How the page experience will affect B2Bs
So far, we’ve discussed the elements of the page experience that are true, whether you’re B2B or B2C. But the B2B buyer’s journey is different from the B2C consumer’s journey, and the ideal page experiences will also be different.
B2C has a direct sales funnel: attract, shape, and convert. The goal of a B2C company is to move potential customers from the top of the funnel to the bottom in a linear fashion, at least in the context of a website. Likewise, it can be easier to understand how to create a good page experience for B2Cs. The job of the web team is to make the already simple internal funnel look easy – for example, high functionality of the “add to cart” function or a good product filtering system.
Why the page experience is important
Is this update from Google really important? Shouldn’t your website or web page be effective if you change your strategy?
The shortest answers would be “Yes, this is important” and “Yes, in theory, your website should continue to function as before”. But these are very simplistic requests.

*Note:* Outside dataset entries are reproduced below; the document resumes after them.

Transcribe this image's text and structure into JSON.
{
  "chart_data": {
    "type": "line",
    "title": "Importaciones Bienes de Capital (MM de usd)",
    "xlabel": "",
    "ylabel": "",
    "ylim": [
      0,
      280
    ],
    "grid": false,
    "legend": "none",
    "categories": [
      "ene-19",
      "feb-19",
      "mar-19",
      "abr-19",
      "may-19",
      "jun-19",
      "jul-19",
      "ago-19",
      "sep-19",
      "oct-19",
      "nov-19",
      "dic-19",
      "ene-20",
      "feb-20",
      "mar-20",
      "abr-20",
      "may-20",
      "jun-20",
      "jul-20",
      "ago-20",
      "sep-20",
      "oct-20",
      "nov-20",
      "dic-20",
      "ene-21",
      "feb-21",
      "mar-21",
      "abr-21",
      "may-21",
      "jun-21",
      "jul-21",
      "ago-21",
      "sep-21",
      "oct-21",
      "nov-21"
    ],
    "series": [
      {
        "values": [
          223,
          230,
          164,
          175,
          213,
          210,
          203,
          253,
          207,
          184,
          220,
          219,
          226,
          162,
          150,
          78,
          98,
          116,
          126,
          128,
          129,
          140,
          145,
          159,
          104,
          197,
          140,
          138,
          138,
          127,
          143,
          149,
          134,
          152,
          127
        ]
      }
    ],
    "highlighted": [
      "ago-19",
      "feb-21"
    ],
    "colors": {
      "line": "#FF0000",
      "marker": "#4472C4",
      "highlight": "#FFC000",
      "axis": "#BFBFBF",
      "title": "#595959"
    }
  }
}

SEO teams should see the next update as an opportunity to move forward and focus their content on the audience’s experience.
The website experience is crucial for B2B and other companies as it creates a level playing field.
So far, SEO has benefited enormously from major brands. Consider some of the most important consensus factors, such as backlinks or keyword search density: well-known brands will be more easily linked and their names will be widely recognized; they also get an innate boost in search, as your brand name can literally be part of the search.
The next update from Google may convince your company to finally optimize the website page experience, but I recommend that you make the necessary changes immediately.